CLASSIFIER_RESPONSE_INSTRUCTION: The exact text that must be included in custom: system prompts to ensure proper classification functionality.

CLASSIFIER_RESPONSE_INSTRUCTION = 'Respond with ONLY "CONVERSATION" if a person answered, or "VOICEMAIL" if it\'s voicemail/recording.'

DEFAULT_SYSTEM_PROMPT = 'You are a voicemail detection classifier for an OUTBOUND calling system. A bot has called a phone number and you need to determine if a human answered or if the call went to voicemail based on the provided text.\n\nHUMAN ANSWERED - LIVE CONVERSATION (respond "CONVERSATION"):\n- Personal greetings: "Hello?", "Hi", "Yeah?", "John speaking"\n- Interactive responses: "Who is this?", "What do you want?", "Can I help you?"\n- Conversational tone expecting back-and-forth dialogue\n- Questions directed at the caller: "Hello? Anyone there?"\n- Informal responses: "Yep", "What\'s up?", "Speaking"\n- Natural, spontaneous speech patterns\n- Immediate acknowledgment of the call\n\nVOICEMAIL SYSTEM (respond "VOICEMAIL"):\n- Automated voicemail greetings: "Hi, you\'ve reached [name], please leave a message"\n- Phone carrier messages: "The number you have dialed is not in service", "Please leave a message", "All circuits are busy"\n- Professional voicemail: "This is [name], I\'m not available right now"\n- Instructions about leaving messages: "leave a message", "leave your name and number"\n- References to callback or messaging: "call me back", "I\'ll get back to you"\n- Carrier system messages: "mailbox is full", "has not been set up"\n- Business hours messages: "our office is currently closed"\n\nRespond with ONLY "CONVERSATION" if a person answered, or "VOICEMAIL" if it\'s voicemail/recording.'

__init__(*, llm: LLMService, voicemail_response_delay: float = 2.0, custom_system_prompt: str | None = None)[source]

Initialize the voicemail detector with classification and buffering components.

Parameters:

llm – LLM service used for voicemail vs conversation classification. Should be fast and reliable for real-time classification.
voicemail_response_delay – Delay in seconds after user stops speaking before triggering the voicemail event handler. This allows voicemail responses to be played back after a short delay to ensure the response occurs during the voicemail recording. Default is 2.0 seconds.
custom_system_prompt – Optional custom system prompt for classification. If None, uses the default prompt optimized for outbound calling scenarios. Custom prompts should instruct the LLM to respond with exactly “CONVERSATION” or “VOICEMAIL” for proper detection functionality.

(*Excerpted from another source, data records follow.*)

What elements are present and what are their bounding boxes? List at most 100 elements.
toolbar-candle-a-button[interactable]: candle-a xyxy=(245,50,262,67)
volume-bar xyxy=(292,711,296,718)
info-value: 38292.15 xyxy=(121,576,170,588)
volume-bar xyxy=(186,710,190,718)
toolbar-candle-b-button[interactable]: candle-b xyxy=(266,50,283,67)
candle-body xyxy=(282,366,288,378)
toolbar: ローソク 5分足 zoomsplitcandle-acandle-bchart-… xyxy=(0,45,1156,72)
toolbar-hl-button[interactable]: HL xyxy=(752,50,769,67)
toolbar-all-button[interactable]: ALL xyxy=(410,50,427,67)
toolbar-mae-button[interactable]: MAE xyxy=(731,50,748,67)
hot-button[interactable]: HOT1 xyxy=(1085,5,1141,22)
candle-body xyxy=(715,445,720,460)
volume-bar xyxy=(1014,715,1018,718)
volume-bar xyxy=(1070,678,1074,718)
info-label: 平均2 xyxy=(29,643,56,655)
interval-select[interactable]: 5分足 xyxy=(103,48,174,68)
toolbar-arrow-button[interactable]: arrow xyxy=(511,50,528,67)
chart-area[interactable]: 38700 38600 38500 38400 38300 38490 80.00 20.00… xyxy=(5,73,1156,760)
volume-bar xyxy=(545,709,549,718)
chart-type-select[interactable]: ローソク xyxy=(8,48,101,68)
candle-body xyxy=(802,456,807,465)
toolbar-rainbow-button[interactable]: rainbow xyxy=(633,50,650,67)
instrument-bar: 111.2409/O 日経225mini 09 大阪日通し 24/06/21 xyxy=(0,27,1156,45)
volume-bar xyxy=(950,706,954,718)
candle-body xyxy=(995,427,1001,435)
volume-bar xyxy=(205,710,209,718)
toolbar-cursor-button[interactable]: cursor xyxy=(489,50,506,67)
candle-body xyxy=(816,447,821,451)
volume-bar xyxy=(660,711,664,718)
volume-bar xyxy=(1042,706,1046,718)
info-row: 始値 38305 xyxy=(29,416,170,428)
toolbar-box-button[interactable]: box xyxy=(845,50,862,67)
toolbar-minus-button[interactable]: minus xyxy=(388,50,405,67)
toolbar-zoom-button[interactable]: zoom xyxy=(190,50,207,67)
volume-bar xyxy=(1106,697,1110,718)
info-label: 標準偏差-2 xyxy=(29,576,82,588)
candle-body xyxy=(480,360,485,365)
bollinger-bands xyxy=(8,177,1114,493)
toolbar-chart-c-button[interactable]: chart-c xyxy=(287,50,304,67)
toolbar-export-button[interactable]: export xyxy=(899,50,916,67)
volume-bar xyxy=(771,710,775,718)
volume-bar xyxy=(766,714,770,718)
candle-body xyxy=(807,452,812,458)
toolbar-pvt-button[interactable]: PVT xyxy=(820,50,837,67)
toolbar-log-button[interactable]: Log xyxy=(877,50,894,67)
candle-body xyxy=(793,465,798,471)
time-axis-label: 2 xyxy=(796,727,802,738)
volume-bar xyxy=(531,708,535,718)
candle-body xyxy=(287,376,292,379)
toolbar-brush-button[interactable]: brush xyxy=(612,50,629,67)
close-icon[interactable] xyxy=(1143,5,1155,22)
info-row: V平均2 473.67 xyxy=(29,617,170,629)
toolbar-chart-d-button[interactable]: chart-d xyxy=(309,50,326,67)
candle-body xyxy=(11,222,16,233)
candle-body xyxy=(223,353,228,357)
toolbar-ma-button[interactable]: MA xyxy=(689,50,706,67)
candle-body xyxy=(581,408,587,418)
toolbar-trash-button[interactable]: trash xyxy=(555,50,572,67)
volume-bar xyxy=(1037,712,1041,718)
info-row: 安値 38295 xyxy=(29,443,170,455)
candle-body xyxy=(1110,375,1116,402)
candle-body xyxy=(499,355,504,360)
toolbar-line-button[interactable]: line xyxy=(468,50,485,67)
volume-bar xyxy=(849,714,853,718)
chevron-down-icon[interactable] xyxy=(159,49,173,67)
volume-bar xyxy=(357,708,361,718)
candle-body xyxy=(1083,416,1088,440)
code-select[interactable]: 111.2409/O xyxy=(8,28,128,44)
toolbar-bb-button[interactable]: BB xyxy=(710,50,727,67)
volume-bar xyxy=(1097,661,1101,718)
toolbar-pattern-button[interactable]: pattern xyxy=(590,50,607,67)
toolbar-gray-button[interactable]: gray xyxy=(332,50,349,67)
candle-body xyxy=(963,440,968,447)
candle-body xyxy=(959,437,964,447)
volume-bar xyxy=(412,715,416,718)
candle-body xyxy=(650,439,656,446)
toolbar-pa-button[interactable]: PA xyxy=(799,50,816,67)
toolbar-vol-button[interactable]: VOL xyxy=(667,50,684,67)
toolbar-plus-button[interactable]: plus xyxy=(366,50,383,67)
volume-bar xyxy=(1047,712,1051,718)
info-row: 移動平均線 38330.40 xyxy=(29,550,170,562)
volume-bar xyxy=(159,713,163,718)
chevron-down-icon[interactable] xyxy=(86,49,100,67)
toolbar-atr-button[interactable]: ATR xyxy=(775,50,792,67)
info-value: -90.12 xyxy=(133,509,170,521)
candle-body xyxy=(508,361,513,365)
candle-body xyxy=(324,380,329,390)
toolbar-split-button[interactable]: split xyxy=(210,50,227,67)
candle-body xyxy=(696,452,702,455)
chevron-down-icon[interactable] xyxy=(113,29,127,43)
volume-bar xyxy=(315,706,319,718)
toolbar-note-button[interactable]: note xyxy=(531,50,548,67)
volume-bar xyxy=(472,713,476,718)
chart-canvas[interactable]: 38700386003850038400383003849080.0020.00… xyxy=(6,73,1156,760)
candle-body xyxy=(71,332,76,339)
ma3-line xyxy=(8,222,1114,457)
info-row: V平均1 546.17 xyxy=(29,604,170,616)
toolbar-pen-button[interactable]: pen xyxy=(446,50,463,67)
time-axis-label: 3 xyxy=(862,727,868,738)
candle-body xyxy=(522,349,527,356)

detector() → VoicemailDetector[source]

Get the detector pipeline for placement after STT in the main pipeline.

This should be placed after the STT service and before the context aggregator in your main pipeline to enable voicemail classification.

Returns:: The VoicemailDetector instance itself (which is a ParallelPipeline).

gate() → TTSGate[source]

Get the gate processor for placement after TTS in the main pipeline.

This should be placed after the TTS service and before the transport output to enable TTS frame gating during classification.

Returns:: The TTSGate processor instance.

add_event_handler(event_name: str, handler)[source]

Add an event handler for voicemail detection events.

Parameters:

event_name – The name of the event to handle.
handler – The function to call when the event occurs.